Entró con los pasos recogidos, como si el suelo que pisara bajos sus pies fuera de otros. Tenía una manera de mirar como pidiendo perdón, por estar ahí, por ocupar una hora que tal vez le correspondía a alguien más roto. Dijo que venía “a entenderse un poco”, pero rápido añadió: “Nada grave»- como si dijese no quiero molestar-.
Había algo en esa frase que la delataba. No por lo que decía, sino por cómo lo decía. Con cuidado. Con una especie de consideración ceremoniosa que se parecía demasiado al miedo.
El trasfondo era como que hablar de lo suyo le parecía egoísta. Que había cosas más importantes en el mundo.
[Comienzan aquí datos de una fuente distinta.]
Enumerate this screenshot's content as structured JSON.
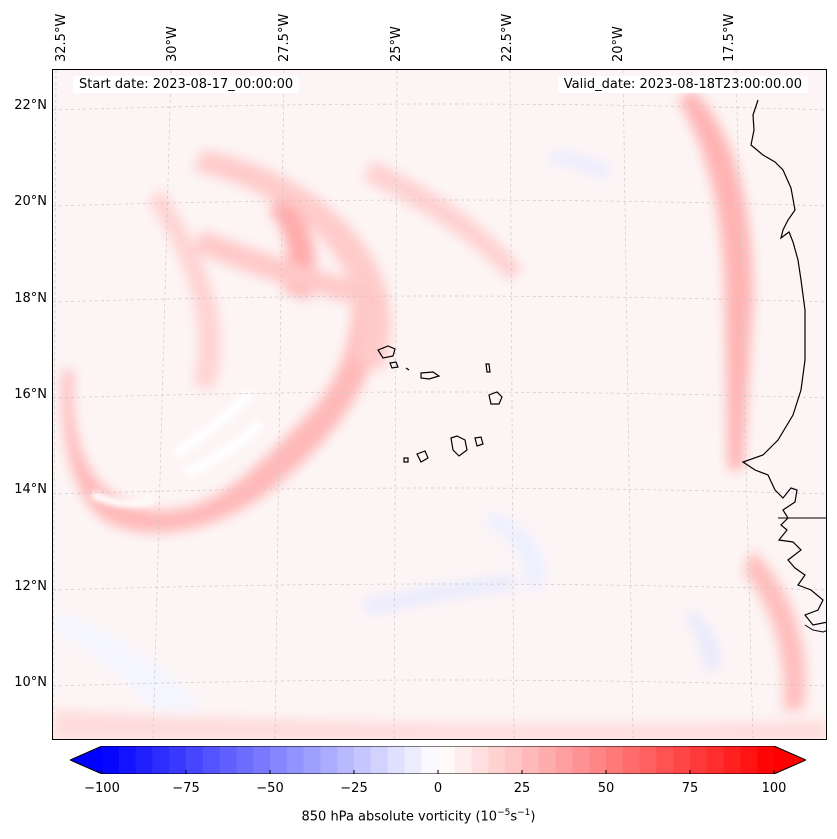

Que si una tiene la suerte de estar bien, aunque sea a medias, mejor no quejarse. Pero cuando callaba, algo dentro de ella seguía hablando, bajito, como una radio encendida en otra habitación. A veces era tristeza. A veces, enfado. A veces, una sensación espesa, sin nombre, que se le instalaba en la garganta y no la dejaba dormir.
No hablaba de sí misma porque temía incomodar. Porque había aprendido que mostrar lo que una siente puede ser visto como debilidad, drama, exceso. Porque en su casa, cuando alguien lloraba, otro salía de la habitación. Porque cuando pedía algo, no se lo daban. Y cuando lo pidió dos veces, sintió como que le cerraron la puerta. Así que se quedó con la idea de que era más seguro no pedir.
Esto lo llamaba consideración. Pero no era consideración. Era un pacto de silencio con su propio miedo. En su interior vivía una especie de jueza invisible que le decía que tenía que ser correcta, equilibrada, útil. Que había que cumplir. Que sentir tristeza, rabia, necesidad… era impropio. Que estaba mal sentirse mal. Y que si no era capaz de evitarlo, al menos debía esconderlo. Esa jueza tenía muchas voces: la de su madre, la de algún maestro, la de una amiga que se burló justo cuando ella estaba siendo sincera. A veces hablaba como su propia voz, lo que era aún peor.
En psicología se habla de creencias centrales. También se habla de relaciones internalizadas. Y en algunos modelos, de esquemas tempranos. Pero ella no hablaba en esos términos, y en realidad lo que decía no era aprisionable por ningún modelo. Ella solo decía que no entendía por qué le dolía tanto el pecho si en teoría no le pasaba nada.
En sesión, el tiempo pasaba despacio. Había que ir recorriendo una a una las capas de esa armadura, que como galaxias inmensas uno tenía la impresión de que podría quedarse exhausto en cualquier momento o extraviarse. Porque aunque no mostraba rabia, la había. Y aunque no hablaba de necesidad, la tenía. Y aunque no lloraba, a veces parecía que todo en ella estaba llorando.
El malestar no venía solo de sentir cosas difíciles. Venía también —y sobre todo— de no permitirse sentirlas. De no poder hablarlas. De pensar que si las compartía, molestaría. Que si mostraba su herida, decepcionaría. Que si se caía, no habría nadie al otro lado.
A veces el cambio no empieza haciendo cosas nuevas, sino dejando de pelear contra lo que ya está. Dejar de juzgarse por estar triste. Dejar de creer que una tiene que ganarse el derecho a sentirse mal. Aceptar que la emoción no es una falta. Que no hay que merecer el consuelo. Que pedir ayuda no es un crimen contra el otro.
Y entonces, muy poco a poco, la palabra empieza a salir. No como un grito. Más bien como una grieta por donde entra la luz.
Ella aún pide permiso antes de hablar. Pero a veces, solo a veces, se permite no hacerlo. Y en ese pequeño gesto, hay un mundo que empieza a cambiar. Porque hay dolores que solo se curan cuando una se atreve, al fin, a molestar un poco.